Friday, June 06, 2014

BQFP publishes English translation of Lebanese novelist Jabbour Douaihy's June Rain


... A shootout in a church in a northern Lebanese village on 16 June 1957 in which some two dozen people are killed. The tearing apart of the community into two bitterly divided clans. Neighbour turning against neighbour; husbands and wives forced to choose between their loyalty to one another and clan loyalty...

This is the loosely fact-based scenario of  Lebanese academic, novelist and short story writer Jabbour Douaihy's novel June Rain  newly published by Bloomsbury Qatar Foundation Publishing (BQFP) in English translation by Paula Haydar. The Arabic original of the novel, Matar Hzayran, was published by Dar Al-Nahar in Beirut in 2006. It was shortlisted for the International Prize for Arabic Fiction (IPAF) in 2008 - the prize's inaugural year.

Douaihy was born in the northern Lebanese town of Zgharta in 1949. On 16 June 1957 there was a massacre during a requiem mass in the village of Miziara near Zgharta, when the Franjieh family, allegedly led by future president of Lebanon Suleiman Franjieh, attacked the competing Douaihy clan.

Jabbour Douaihy
Douaihy dedicates June Rain  to the Lebanese journalist, historian, author and publisher Samir Kassir who was assassinated in Beirut in 2005. In an interview with NOW Lebanon Jabbour pays tribute to Kassir's vital role in inspiring and encouraging the writing of the novel. It was Kassir who "gave me the idea of writing a literary novel about the background of the massacre of Meziara, which took place in our area in 1957. And that is precisely why I dedicated the novel to him, knowing that the murderers didn’t allow him to read more than two chapters of this novel; he had asked me to send him every chapter I finished writing.

"The idea as it crystallized in our discussions is that the Zawiya area in Zghorta underwent a period of civil violence that could easily be considered as a rehearsal for the civil war that stormed Lebanon in 1975. I lived these events at an early age, and I experienced the trauma that you can’t erase, as did a whole generation. All the details are hearsay, as two parties would tell a tale in a completely contradictory fashion and justify it as defense, no more" 

June Rain depicts the return to the village of Eliyya, twenty years after he emigrated to the USA. Eliyya is intent on learning about his father, who was shot through the heart in the church massacre, and whom he never knew. Eliyya had been conceived shortly before the church killings. Through his novel Douaihy evokes the horrors of internal division in Lebanon through the prism of observations of daily life in a village where revenge is the prevailing system of justice.
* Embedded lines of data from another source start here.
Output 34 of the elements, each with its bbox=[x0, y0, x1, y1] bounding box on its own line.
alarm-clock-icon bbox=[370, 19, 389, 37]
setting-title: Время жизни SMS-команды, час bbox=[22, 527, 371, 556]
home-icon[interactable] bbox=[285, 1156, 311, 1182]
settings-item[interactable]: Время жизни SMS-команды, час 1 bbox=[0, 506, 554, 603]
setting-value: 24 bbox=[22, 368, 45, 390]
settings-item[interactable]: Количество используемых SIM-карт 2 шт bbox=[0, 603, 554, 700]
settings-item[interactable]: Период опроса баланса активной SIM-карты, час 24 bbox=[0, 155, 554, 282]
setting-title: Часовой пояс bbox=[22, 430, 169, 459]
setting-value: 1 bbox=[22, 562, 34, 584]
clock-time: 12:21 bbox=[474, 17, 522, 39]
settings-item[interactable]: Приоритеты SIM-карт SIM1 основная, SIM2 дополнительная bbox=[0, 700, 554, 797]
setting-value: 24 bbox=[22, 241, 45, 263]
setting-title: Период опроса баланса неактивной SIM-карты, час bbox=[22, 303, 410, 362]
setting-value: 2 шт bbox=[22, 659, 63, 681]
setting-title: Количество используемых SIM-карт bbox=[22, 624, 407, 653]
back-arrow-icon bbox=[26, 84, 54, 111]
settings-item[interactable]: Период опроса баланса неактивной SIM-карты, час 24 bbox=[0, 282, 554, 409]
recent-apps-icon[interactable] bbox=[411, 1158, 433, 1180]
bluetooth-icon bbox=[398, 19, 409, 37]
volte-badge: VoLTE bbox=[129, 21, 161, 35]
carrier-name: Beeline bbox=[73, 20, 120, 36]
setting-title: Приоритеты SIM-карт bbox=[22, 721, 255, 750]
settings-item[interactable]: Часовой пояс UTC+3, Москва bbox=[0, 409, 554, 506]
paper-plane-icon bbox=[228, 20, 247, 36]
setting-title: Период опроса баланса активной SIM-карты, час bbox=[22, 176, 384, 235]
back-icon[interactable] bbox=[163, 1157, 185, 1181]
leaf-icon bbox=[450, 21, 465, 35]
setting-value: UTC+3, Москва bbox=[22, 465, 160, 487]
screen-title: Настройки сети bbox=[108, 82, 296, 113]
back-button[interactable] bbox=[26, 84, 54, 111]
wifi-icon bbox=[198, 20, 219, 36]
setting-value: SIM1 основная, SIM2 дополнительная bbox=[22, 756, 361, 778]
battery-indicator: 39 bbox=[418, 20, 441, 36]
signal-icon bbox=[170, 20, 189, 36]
Prior to its publication in English by BQFP, June Rain was published in French (by Sindbad, Actes Sud), Italian (Feltrinelli) and German (Hanser). The world translation rights are with RAYA Agency for Arabic literature.


Paula Haydar
The translator to English of June Rain Paula Haydar is Instructor of Arabic Language in the Department of Foreign Languages at the King Fahd Center for Middle East Studies, University of Arkansas. Haydar has translated various works of Arabic literature to English including novels by Lebanese writers Elias Khoury and Rachid Al-Daif, and by Palestinian writers Sahar Khalifeh and Adania Shibli. She has also translated short stories and poems that have appeared in international and national journals, and is a regular contributor to Banipal magazine of modern Arab literature.

Jabbour has a PhD degree in Comparative Literature from the Sorbonne and is a professor of French literature at the Lebanese University in Beirut. He is the acclaimed author of many novels and short story collections. He was shortlisted for IPAF a second time in 2012 for his novel Charid al-Manazil (journalist Anwar Hamed outlines the novel on the IPAF website here.). IPAF renders the title in English as The Vagrant: RAYA has it as Chased Away.

In all RAYA represents six titles by Jabbour.  In addition to June Rain and Chased Away. they are Hayy Al Amerkan (American Neighborhood, Dar al-Saqi 2014); Ayn Warda (Rose Fountain, 2002); Rayya an-nahr (Rayya-of-the-river, Dar an-Nahar -Beirut);  Iitidal al-kharif (Autumn Equinox),  Dar an-Nahar). The English translation of Autumn Equinox, by Nay Hannawi, was published in 2001 by the University of Arkansas Press. French rights to Ayn Warda were acquired by Sindbad, Actes Sud which  published it in 2009 as Rose Fountain Motel in translation by Emmanuel Varlet.

The latest title, Hayy Al Amerkan, is a highly topical novel set in the northern Lebanese city of Tripoli, in a quarter that is a cradle of salafism in Lebanon. Fighters are trained there to fight in Iraq. RAYA says: "As always, Douaihy offers a minute description of a city he knows well, Tripoli. With tenderness, and sarcasm, he introduces the reader to the complex world of the “American neighborhood”, a poor area of Tripoli where religious extremism has drastically increased in recent years.